We at StockStory remain cautious, as following the crowd can lead to adverse outcomes. During times like this, it's best to own high-quality, cash-flowing companies that can weather the ups and downs of the market.
The stock market overreacts to news, and big price drops can present good opportunities to buy high-quality stocks. Is now the time to buy Palantir? Find out by reading the original article on StockStory, it's free.
What is the market telling us: Palantir's shares are very volatile and over the last year have had 33 moves greater than 5%. But moves this big are very rare even for Palantir and that is indicating to us that this news had a significant impact on the market's perception of the business.

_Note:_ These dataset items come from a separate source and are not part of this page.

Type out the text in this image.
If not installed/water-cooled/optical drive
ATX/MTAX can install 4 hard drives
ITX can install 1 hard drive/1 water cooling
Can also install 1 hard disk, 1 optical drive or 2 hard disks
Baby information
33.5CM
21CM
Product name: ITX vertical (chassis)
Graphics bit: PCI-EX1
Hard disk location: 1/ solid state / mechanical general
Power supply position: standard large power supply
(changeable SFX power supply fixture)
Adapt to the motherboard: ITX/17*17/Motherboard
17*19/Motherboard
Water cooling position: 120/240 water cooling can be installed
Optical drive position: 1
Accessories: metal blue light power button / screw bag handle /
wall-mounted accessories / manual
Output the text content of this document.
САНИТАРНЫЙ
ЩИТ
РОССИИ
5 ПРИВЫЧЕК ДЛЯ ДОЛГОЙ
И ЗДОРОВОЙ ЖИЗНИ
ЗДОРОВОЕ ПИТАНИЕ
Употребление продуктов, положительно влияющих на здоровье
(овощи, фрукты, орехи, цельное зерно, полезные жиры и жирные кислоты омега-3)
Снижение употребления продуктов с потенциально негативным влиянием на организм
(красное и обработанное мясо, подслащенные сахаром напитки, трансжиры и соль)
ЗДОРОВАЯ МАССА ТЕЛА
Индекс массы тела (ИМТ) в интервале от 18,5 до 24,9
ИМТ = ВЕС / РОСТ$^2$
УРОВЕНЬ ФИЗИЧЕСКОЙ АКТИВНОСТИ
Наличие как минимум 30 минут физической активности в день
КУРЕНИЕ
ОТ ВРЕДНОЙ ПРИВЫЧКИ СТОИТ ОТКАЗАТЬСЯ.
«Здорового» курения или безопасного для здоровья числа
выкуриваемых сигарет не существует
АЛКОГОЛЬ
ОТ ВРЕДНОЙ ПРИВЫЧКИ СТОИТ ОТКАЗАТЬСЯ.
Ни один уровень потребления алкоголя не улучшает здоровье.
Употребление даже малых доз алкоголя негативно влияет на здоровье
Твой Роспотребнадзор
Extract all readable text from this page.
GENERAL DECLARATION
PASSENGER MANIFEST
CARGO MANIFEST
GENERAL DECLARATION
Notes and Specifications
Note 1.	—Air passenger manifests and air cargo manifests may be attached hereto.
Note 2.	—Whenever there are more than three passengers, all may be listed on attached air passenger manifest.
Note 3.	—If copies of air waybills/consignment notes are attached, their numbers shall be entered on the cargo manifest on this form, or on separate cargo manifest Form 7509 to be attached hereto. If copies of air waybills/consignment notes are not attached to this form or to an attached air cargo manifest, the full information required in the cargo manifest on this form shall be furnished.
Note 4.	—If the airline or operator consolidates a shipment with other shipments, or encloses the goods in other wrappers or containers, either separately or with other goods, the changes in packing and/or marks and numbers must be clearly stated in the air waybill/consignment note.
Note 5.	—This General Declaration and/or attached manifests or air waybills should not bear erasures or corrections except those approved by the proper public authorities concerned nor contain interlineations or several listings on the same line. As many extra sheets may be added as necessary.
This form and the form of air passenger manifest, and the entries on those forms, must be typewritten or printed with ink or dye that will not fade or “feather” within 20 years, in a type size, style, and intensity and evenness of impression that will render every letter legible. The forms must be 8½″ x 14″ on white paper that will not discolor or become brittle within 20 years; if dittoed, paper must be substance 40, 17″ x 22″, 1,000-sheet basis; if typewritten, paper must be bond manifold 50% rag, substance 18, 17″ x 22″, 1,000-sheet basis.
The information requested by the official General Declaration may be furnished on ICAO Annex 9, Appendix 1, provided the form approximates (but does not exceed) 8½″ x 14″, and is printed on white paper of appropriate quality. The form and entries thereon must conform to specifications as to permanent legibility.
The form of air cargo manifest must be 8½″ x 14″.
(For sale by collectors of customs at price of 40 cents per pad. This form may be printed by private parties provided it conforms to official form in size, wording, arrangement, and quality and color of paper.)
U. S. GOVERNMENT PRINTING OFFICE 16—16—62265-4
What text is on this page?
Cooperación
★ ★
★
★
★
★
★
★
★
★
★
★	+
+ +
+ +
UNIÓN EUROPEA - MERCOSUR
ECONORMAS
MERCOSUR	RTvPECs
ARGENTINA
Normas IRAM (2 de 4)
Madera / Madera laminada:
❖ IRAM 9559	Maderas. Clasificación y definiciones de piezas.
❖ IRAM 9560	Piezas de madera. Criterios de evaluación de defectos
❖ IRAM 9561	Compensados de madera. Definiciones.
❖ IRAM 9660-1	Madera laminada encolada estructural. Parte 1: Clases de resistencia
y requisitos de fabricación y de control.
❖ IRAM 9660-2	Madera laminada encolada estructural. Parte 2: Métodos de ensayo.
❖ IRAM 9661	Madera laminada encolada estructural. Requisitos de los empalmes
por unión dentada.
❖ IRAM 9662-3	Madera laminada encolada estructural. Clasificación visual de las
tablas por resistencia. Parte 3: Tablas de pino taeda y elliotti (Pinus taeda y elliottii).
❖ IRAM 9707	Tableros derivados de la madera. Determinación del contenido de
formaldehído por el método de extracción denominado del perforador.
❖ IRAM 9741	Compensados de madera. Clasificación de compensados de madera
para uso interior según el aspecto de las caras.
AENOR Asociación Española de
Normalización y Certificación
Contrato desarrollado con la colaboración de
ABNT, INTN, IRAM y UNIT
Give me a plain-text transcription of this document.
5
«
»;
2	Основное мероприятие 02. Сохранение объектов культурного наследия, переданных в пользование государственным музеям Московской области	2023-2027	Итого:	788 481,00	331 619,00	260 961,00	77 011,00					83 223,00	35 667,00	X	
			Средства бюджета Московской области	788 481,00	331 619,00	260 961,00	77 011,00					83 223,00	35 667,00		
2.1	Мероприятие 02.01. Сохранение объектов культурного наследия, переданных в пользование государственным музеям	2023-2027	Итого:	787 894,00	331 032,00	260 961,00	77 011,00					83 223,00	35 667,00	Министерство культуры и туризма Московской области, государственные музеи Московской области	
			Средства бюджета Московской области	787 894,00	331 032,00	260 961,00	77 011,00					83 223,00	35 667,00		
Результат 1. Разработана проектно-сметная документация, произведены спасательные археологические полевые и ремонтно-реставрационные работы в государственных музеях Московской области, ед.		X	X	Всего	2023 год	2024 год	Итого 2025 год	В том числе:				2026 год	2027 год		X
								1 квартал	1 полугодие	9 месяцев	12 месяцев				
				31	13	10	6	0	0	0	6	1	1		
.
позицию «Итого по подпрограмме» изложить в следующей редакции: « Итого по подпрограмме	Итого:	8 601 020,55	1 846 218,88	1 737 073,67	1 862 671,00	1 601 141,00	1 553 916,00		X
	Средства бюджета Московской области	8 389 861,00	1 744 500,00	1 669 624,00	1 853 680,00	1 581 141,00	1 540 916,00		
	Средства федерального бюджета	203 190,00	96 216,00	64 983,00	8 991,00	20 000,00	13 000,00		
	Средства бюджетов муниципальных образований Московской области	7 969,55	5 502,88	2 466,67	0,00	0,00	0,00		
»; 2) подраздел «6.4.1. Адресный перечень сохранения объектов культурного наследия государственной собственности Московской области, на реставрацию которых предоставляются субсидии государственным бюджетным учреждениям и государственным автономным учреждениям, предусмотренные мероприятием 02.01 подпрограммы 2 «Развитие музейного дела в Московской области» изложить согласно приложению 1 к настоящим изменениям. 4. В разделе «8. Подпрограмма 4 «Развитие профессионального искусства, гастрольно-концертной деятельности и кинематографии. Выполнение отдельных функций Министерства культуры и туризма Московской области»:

The previous big move we wrote about was 3 days ago, when the stock dropped 8.3% as major indices declined (Nasdaq down 2.3%, while the S&P 500 index fell 1.9%) on fresh concerns about the strength of the economy after the Bureau of Labour Statistics reported non-farm payrolls for July 2024, which revealed that the U.S. economy added 114 000 jobs (versus expectations for +179,000 jobs). In addition, the data revealed that the unemployment rate rose to 4.3%, the highest since October 2021.
Palantir is up 43% since the beginning of the year, but at $23.76 per share it is still trading 17.5% below its 52-week high of $28.81 from July 2024. Investors who bought $1,000 worth of Palantir's shares at the IPO in September 2020 would now be looking at an investment worth $2,496.